Introduction / Context:
In this direction sense and distance problem, Deepu travels in four legs with right and left turns, some of which have fractional distances. The question asks for his straight line distance from the starting point, not the total path length. It combines understanding of turns with basic coordinate geometry and Pythagoras theorem for distance.

Given Data / Assumptions:

• Deepu starts from point A.
• He walks 2 km south.
• He then turns right from facing south and walks 0.5 km west.
• He again turns right from facing west and walks 2 km north.
• He finally turns left from facing north and walks 3 km west.
• We need the shortest straight line distance from his final position to point A.

Concept / Approach:
We plot the movement on a coordinate plane. Let A be at (0, 0). South reduces the y coordinate, north increases it, east increases the x coordinate, and west reduces it. After computing final coordinates, we compute the straight line distance from the origin using the distance formula derived from Pythagoras theorem: distance = sqrt(x^2 + y^2).

Step-by-Step Solution:
Start at A = (0, 0). Move 2 km south: position becomes (0, -2). Facing south, a right turn leads west, so move 0.5 km west: position becomes (-0.5, -2). Facing west, a right turn leads north, so move 2 km north: position becomes (-0.5, 0). Facing north, a left turn leads west, so move 3 km west: position becomes (-3.5, 0). Final coordinates relative to A are (-3.5, 0). Distance from A = sqrt((-3.5)^2 + 0^2) = 3.5 km.

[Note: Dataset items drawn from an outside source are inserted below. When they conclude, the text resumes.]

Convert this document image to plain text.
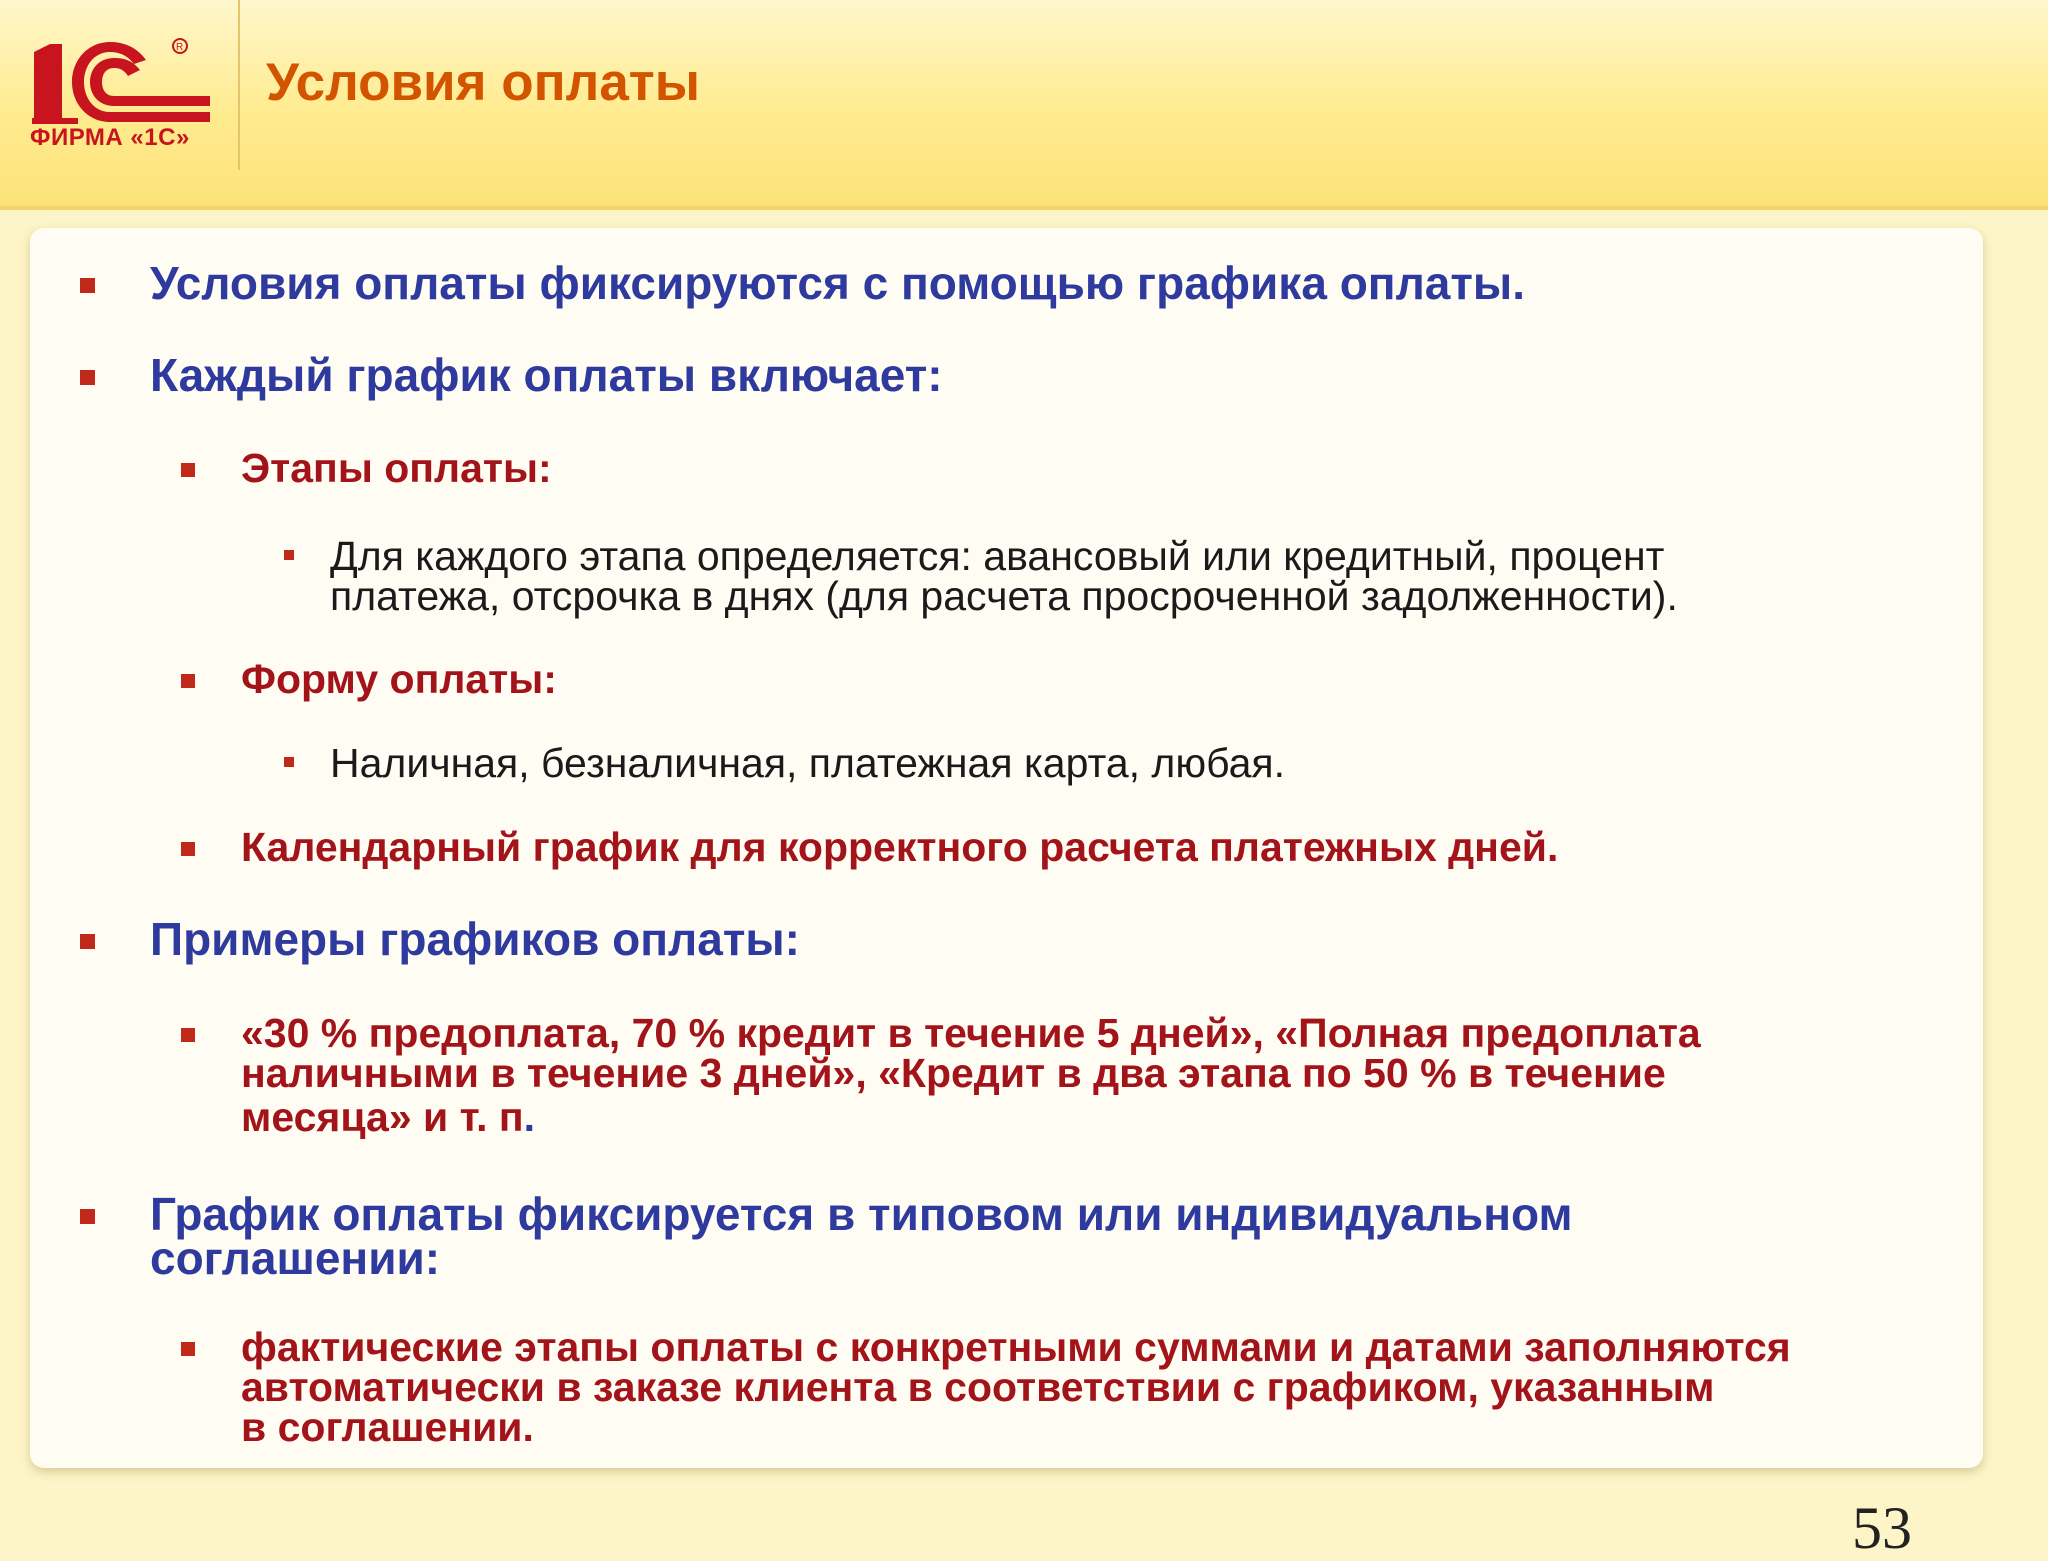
R
ФИРМА «1С»
Условия оплаты
Условия оплаты фиксируются с помощью графика оплаты.
Каждый график оплаты включает:
Этапы оплаты:
Для каждого этапа определяется: авансовый или кредитный, процент
платежа, отсрочка в днях (для расчета просроченной задолженности).
Форму оплаты:
Наличная, безналичная, платежная карта, любая.
Календарный график для корректного расчета платежных дней.
Примеры графиков оплаты:
«30 % предоплата, 70 % кредит в течение 5 дней», «Полная предоплата
наличными в течение 3 дней», «Кредит в два этапа по 50 % в течение
месяца» и т. п.
График оплаты фиксируется в типовом или индивидуальном
соглашении:
фактические этапы оплаты с конкретными суммами и датами заполняются
автоматически в заказе клиента в соответствии с графиком, указанным
в соглашении.
53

Verification / Alternative check:
Visually, his vertical movement is 2 km down and 2 km up, cancelling out completely, so he ends on the same east west line as A. Horizontally, he goes 0.5 km west and then 3 km further west, for a total of 3.5 km west of A. Since there is no vertical separation, the straight line distance equals this horizontal distance, 3.5 km.

Why Other Options Are Wrong:
Option B: 2.5 km is less than the total westward displacement.
Option C: 7.5 km is far too large and confuses path length with net displacement.
Option D: 1.5 km underestimates the actual separation.
Option E: None of these is wrong because one of the given values, 3.5 km, exactly matches the computation.

Common Pitfalls:
Students sometimes forget that opposite vertical movements cancel or treat the 0.5 km segment as 5 km due to misreading. Another common mistake is to add all distances to estimate displacement, which is incorrect when path turns are involved. Always separate horizontal and vertical components and then apply the distance formula.

Final Answer:
Deepu is 3.5 km away from his starting point A.